An investment company is planning to offer a novel kind of fund that would offer U.S. investors direct access to foreign stocks, while tamping down the risk of currency declines, regulatory filings showed on Wednesday.

Companies based outside the United States, such as Toyota Motor, British American Tobacco and Royal Dutch Shell, currently offer access to their shares on U.S. exchanges through what are known as American depositary receipts (ADRs).

Those ADRs allow U.S. investors easily to trade foreign stocks, but the securities also gain or lose value based on the performance of their home currency against the dollar. That means a Toyota ADR traded in the United States could fall even if the Japan-listed stock stays flat - if the yen declines against the dollar.

Over three years, for instance, British investors have gained 8.8 percent investing in Royal Dutch Shell, but the dollar-denominated ADRs have returned negative 18.7 percent, owing to the British pound's dive.

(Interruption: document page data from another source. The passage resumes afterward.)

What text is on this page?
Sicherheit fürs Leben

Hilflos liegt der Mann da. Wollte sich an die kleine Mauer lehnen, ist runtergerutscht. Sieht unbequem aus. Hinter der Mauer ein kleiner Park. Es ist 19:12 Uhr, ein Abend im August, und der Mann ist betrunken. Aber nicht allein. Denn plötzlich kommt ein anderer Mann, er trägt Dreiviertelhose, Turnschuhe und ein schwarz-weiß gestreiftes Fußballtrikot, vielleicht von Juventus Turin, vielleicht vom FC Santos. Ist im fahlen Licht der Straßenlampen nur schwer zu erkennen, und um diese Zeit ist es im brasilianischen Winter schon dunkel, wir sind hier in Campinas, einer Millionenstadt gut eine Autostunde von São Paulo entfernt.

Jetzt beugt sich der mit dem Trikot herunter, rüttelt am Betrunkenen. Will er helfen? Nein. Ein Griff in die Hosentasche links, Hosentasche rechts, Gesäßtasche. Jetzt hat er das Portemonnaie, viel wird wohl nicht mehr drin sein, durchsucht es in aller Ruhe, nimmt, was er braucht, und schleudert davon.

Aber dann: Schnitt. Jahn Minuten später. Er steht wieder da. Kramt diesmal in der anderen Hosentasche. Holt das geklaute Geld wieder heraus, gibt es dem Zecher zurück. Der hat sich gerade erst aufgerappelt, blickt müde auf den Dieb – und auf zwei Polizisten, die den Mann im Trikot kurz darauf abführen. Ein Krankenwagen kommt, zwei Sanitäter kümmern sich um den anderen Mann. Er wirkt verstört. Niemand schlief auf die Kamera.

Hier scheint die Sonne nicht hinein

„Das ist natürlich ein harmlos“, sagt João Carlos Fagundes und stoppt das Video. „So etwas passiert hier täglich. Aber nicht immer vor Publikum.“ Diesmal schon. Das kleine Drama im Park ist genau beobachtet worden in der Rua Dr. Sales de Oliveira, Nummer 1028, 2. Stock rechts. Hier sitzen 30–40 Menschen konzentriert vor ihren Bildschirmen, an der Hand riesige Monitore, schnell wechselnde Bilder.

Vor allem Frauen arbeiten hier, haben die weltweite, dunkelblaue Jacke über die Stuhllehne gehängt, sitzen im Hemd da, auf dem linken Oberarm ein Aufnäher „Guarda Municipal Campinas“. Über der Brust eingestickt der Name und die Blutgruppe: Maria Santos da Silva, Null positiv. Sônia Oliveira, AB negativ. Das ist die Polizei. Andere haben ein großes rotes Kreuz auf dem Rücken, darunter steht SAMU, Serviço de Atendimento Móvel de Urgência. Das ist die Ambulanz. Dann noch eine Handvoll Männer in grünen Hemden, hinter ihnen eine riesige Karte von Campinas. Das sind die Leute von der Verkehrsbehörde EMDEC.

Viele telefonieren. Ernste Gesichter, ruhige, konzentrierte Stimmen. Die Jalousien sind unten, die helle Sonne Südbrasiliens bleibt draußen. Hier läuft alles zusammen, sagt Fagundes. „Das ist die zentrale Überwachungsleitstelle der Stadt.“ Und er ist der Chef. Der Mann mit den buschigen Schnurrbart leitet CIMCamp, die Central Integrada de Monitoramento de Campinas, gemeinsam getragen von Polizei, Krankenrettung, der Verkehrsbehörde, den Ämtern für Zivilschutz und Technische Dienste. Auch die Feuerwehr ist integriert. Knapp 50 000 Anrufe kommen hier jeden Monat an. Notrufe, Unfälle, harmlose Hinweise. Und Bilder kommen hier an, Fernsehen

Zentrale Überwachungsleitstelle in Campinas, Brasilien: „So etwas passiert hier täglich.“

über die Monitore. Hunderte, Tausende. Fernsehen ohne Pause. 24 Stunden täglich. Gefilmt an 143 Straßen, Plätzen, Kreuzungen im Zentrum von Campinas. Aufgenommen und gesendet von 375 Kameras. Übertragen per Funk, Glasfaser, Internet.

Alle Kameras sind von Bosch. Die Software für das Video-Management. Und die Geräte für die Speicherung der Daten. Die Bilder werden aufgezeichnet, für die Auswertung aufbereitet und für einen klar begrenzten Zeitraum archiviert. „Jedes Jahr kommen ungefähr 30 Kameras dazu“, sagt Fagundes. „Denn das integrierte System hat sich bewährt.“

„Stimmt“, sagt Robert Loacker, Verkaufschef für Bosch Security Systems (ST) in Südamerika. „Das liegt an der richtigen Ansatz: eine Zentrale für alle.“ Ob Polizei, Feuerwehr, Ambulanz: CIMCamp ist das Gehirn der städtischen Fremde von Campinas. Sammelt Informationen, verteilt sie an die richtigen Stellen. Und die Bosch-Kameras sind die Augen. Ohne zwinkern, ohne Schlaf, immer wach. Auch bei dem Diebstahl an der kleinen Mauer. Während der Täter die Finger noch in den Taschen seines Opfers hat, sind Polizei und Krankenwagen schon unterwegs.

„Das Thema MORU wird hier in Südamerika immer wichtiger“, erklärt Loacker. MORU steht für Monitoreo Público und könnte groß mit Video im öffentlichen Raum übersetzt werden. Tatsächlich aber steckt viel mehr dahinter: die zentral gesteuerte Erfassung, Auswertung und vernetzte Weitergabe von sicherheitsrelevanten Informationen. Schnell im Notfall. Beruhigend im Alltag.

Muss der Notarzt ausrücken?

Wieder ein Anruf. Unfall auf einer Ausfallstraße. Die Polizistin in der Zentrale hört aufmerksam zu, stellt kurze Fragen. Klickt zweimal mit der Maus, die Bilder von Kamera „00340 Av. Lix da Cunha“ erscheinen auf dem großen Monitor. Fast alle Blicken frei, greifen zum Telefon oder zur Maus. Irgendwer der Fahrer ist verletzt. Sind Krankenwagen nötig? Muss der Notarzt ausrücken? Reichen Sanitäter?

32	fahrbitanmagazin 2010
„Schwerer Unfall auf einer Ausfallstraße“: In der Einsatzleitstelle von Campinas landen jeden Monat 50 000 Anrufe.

Precidian Funds is planning to offer U.S. investors access to Toyota, Royal Dutch Shell, British American Tobacco and each of 15 other largely blue-chip stocks in a fund structure that could eliminate the risk of a falling foreign currency hurting the stock price.

That said, investors using the products could also miss out on the benefits of a rising foreign currency.

In a filing with the U.S. Securities and Exchange Commission, the Bedminster, New Jersey-based company proposed offering each stock as its own "ADRPLUS" exchange-traded fund.

Unlike most funds, the ADRPLUS would use a legal structure like that used by gold-owning ETFs that could allow it to hold just one ADR and the derivatives it needs to hedge currencies.

The filings did not disclose fees, ticker symbols, a scheduled launch date or a listing venue.

Precidian's chief officer, Daniel McCabe, declined to comment.